Colline d’Antananarivo: un risque d’éboulement imminent menace 1.490 foyers

Les hauteurs d’Antananarivo retiennent leur souffle. En pleine saison des pluies, un danger silencieux mais bien réel plane sur plusieurs quartiers. Une vingtaine de blocs rocheux, pesant chacun plusieurs tonnes, présentent aujourd’hui des fissures inquiétantes dans les zones en altitude. Fragilisés par les pluies continues, ces rochers pourraient céder à tout moment, exposant près de 1.490 habitations à un risque majeur d’éboulement.

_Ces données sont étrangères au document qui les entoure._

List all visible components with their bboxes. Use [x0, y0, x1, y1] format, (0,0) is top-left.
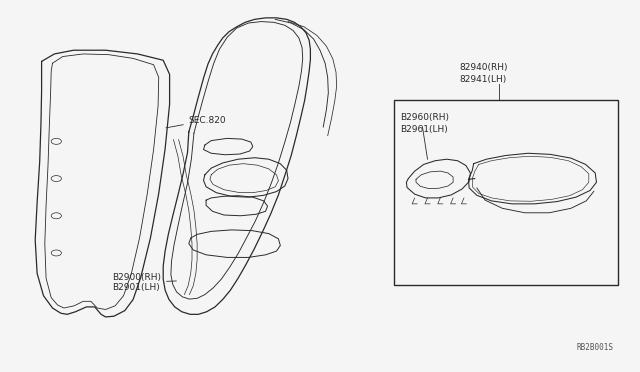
Text: B2960(RH)
B2961(LH): B2960(RH) B2961(LH)	[400, 113, 449, 134]
Text: 82940(RH)
82941(LH): 82940(RH) 82941(LH)	[459, 63, 508, 84]
Text: SEC.820: SEC.820	[166, 116, 227, 128]
Text: B2900(RH)
B2901(LH): B2900(RH) B2901(LH)	[112, 273, 177, 292]
Text: RB2B001S: RB2B001S	[576, 343, 613, 352]
Bar	[394, 100, 618, 285]
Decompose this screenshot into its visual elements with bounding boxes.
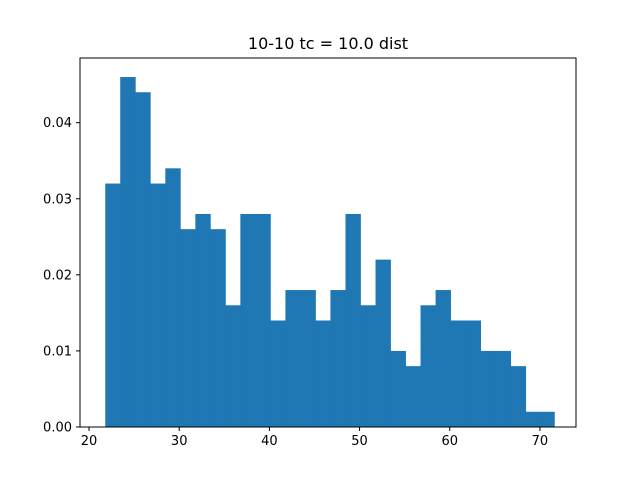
y-tick-label: 0.04	[43, 116, 72, 131]
histogram-bar	[195, 213, 211, 427]
y-tick-label: 0.03	[43, 192, 72, 207]
histogram-bar	[465, 320, 481, 427]
x-tick-label: 30	[171, 434, 188, 449]
histogram-bars	[105, 77, 555, 427]
histogram-bar	[135, 92, 151, 427]
histogram-bar	[315, 320, 331, 427]
histogram-bar	[120, 77, 136, 427]
histogram-bar	[540, 411, 555, 427]
histogram-bar	[420, 305, 436, 427]
x-tick-label: 50	[351, 434, 368, 449]
histogram-bar	[330, 290, 346, 427]
x-tick-label: 60	[441, 434, 458, 449]
histogram-bar	[165, 168, 181, 427]
x-axis-ticks: 20 30 40 50 60 70	[81, 427, 548, 449]
histogram-bar	[480, 350, 497, 427]
histogram-bar	[390, 350, 406, 427]
x-tick-label: 20	[81, 434, 98, 449]
histogram-bar	[510, 366, 527, 427]
histogram-bar	[180, 229, 196, 427]
histogram-bar	[345, 213, 361, 427]
histogram-bar	[405, 366, 421, 427]
histogram-bar	[240, 213, 256, 427]
histogram-bar	[525, 411, 542, 427]
histogram-bar	[450, 320, 467, 427]
chart-title: 10-10 tc = 10.0 dist	[248, 34, 408, 53]
y-axis-ticks: 0.00 0.01 0.02 0.03 0.04	[43, 116, 80, 436]
histogram-bar	[270, 320, 286, 427]
y-tick-label: 0.00	[43, 421, 72, 436]
histogram-bar	[210, 229, 226, 427]
x-tick-label: 70	[532, 434, 549, 449]
histogram-bar	[255, 213, 271, 427]
histogram-bar	[150, 183, 166, 427]
histogram-bar	[285, 290, 301, 427]
histogram-bar	[225, 305, 241, 427]
histogram-bar	[435, 290, 451, 427]
y-tick-label: 0.02	[43, 268, 72, 283]
histogram-bar	[360, 305, 376, 427]
axes-frame	[79, 57, 577, 428]
histogram-bar	[495, 350, 512, 427]
histogram-bar	[300, 290, 316, 427]
y-tick-label: 0.01	[43, 344, 72, 359]
histogram-bar	[375, 259, 391, 427]
histogram-bar	[105, 183, 121, 427]
x-tick-label: 40	[261, 434, 278, 449]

La menace est sérieuse. Les techniciens du Bu­reau national de gestion des risques et des catastrophes (BNGRC), l’ont confirmé dans une annonce urgente postée hier soir sur la page Facebook de cet organisme. « Même un simple impact de foudre peut suffire à provoquer la chute de ces blocs », alertent-ils. Un scénario re­douté, alors que les intempéries persistent sur la capitale.
Les quartiers les plus exposés se situent sur les collines et leurs alentours. An­kadilalana compte à lui seul 130 maisons gravement me­nacées, Ambohipotsy 170, Faliarivo Ambanidia 110, tandis qu’Ankazotokana Am­bony, Andafiavaratra et Ambohitsiroavana totalisent au moins 320 habitations à risque, sans compter d’autres zones déjà sous surveillance.
Face à l’urgence, les autorités ont enclenché la riposte. Une réunion d’urgence, con­duite par le Préfet de Police d’Antananarivo, s’est tenue hier afin d’anticiper des dé­cisions rapides et opéra­tionnelles. La Préfecture, le BNGRC et la Commune ur­baine d’Antananarivo (CUA) ont affirmé leur engagement à prendre les mesures nécessaires pour protéger les po­pulations exposées.

Inquiétudes

Au-delà des chiffres, l’inquiétude est palpable chez les habitants des hauteurs.
« Chaque nuit de pluie, nous dormons d’un seul œil. On entend parfois des craquements dans la colline, et on se demande si la roche ne va pas céder », confie un père de famille d’Ankadilalana. A Ambohi­po­tsy, une riveraine raconte vivre dans l’angoisse permanente. « Quand il pleut fort ou quand il y a de l’orage, on rassemble les enfants et on se tient prêts à fuir. Nous n’avons nulle part où aller, mais rester est aussi une peur constante», a-t-elle témoigné.
Pour beaucoup, l’attente de mesures concrètes est devenue urgente. « Nous espérons que les autorités agiront vite, avant qu’un drame ne survienne », plaide un habitant d’Ambanidia. Dans une capitale déjà éprouvée par les aléas climatiques, ces voix rappellent que derrière les statistiques, ce sont des familles entières qui vivent sous la menace, jour et nuit.